Volunteers wading in waist- or chest-deep water slowly closed the net and restrained the animals, using special stretchers to lift them onto a pontoon boat where the medical examination took place. Skilled marine mammal vets, including island resident Juli Goldstein, took blood, blubber, urine, fecal and blowhole samples. Dolphins’ teeth were checked and an ultrasound was administered.
In a lab area on the same boat – use of which was donated by Sunshine Wildlife Tours in Stuart – the samples were processed and packaged for shipment to government, university and aquarium labs around the country.
McCulloch says the weather the first week was ideal – aside from the scorching heat – with flat, calm water and great visibility, and 20 dolphins were examined.
He says precise details of their condition will become clear only when lab samples are analyzed, but his initial assessment is that many of the animals were not in great shape.
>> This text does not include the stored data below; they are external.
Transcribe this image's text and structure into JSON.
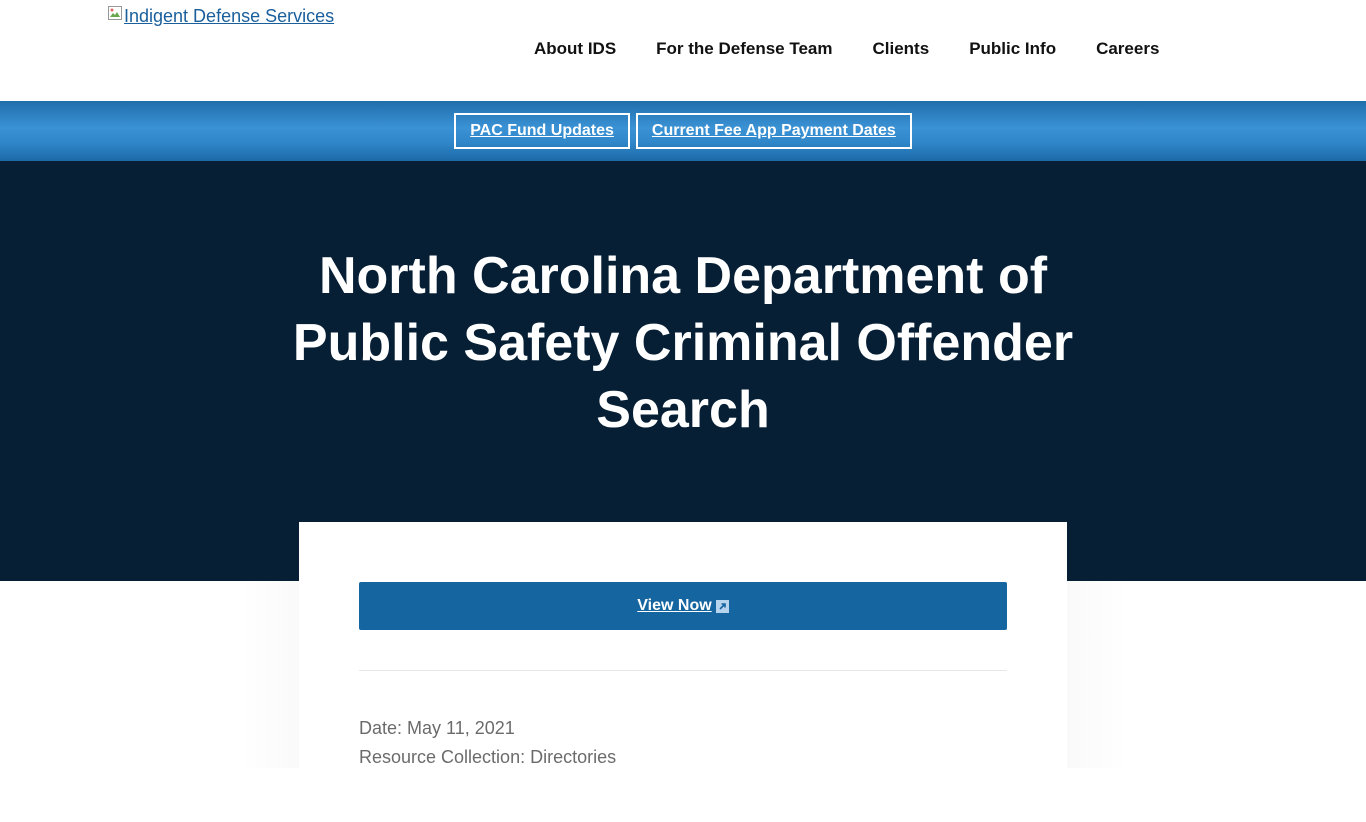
{
  "header": {
    "logo_alt": "Indigent Defense Services",
    "nav": [
      {
        "label": "About IDS"
      },
      {
        "label": "For the Defense Team"
      },
      {
        "label": "Clients"
      },
      {
        "label": "Public Info"
      },
      {
        "label": "Careers"
      }
    ]
  },
  "alerts": {
    "items": [
      {
        "label": "PAC Fund Updates"
      },
      {
        "label": "Current Fee App Payment Dates"
      }
    ]
  },
  "hero": {
    "title": "North Carolina Department of Public Safety Criminal Offender Search"
  },
  "card": {
    "view_label": "View Now",
    "date_line": "Date: May 11, 2021",
    "collection_line": "Resource Collection: Directories"
  },
  "colors": {
    "hero_bg": "#061f35",
    "button_blue": "#1565a0",
    "alert_blue": "#2f86c8",
    "link_blue": "#1a5f9c"
  },
  "icons": {
    "broken_image": "broken-image-icon",
    "external_link": "external-link-icon"
  }
}
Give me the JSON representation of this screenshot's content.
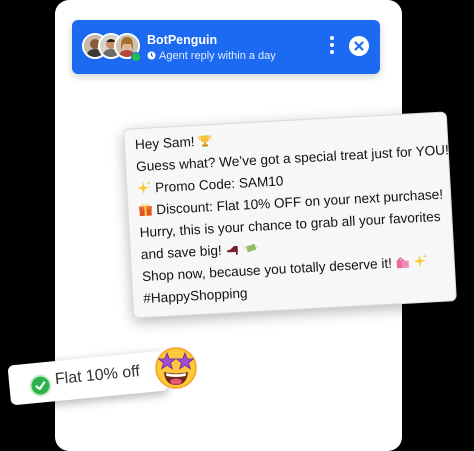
{
  "header": {
    "bot_name": "BotPenguin",
    "status": "Agent reply within a day",
    "avatars": [
      "agent-avatar-1",
      "agent-avatar-2",
      "agent-avatar-3"
    ]
  },
  "message": {
    "lines": [
      "Hey Sam!",
      "Guess what? We’ve got a special treat just for YOU!",
      "Promo Code: SAM10",
      "Discount: Flat 10% OFF on your next purchase!",
      "Hurry, this is your chance to grab all your favorites",
      "and save big!",
      "Shop now, because you totally deserve it!",
      "#HappyShopping"
    ]
  },
  "offer": {
    "label": "Flat 10% off"
  },
  "colors": {
    "header": "#1d6af2",
    "check": "#2bb24c",
    "online": "#23c04a"
  }
}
On a scale of one to four, with one being sickly and four being robust, he says most were probably twos, which reinforces the urgency of the HERA team’s mission.
“Most of their bodies were soft and most had thin blubber layers,” McCulloch says. “We also observed evidence of eye problems and shark attacks.”
Despite some being in weakened conditions, all the animals were released safely back into the lagoon.
“We have examined more than 400 dolphins since HERA began and we have never lost or injured an animal,” McCulloch says.
The boats headed back to the marina in midafternoon in time to catch the FedEx truck so tissue and other biomedical samples could be sent in cryogenic containers to labs spread across the country from the University of Miami to the University of California, Davis.
The data that comes from those labs’ analysis will help Bossart and his colleagues gain a clearer understanding of the dolphin population’s condition and of threats to the lagoon ecosystem and human health. That understanding, in turn, will help guide state and federal officials as they decide how best to protect Florida’s coastal ecosystems.
This year’s HERA mission had the air of a family reunion and was a striking vindication for McCulloch.
When he was fired from Harbor Branch under questionable circumstances last year, it was traumatic not just for him but for many in the marine mammal research and care community.
Impassioned letters poured into FAU administrator’s in baskets from leading marine biologists and conservationists around the country, protesting the termination.
Bossart moved HERA from Harbor Branch to the Georgia Aquarium as a result of McCulloch being fired and he reinforced a sense of McCulloch's importance to the marine science community at the briefing in Titusville last Monday, telling the packed room that “the best thing about [resuming the HERA research] is that we have resurrected Steve McCulloch! We couldn’t do this without him.”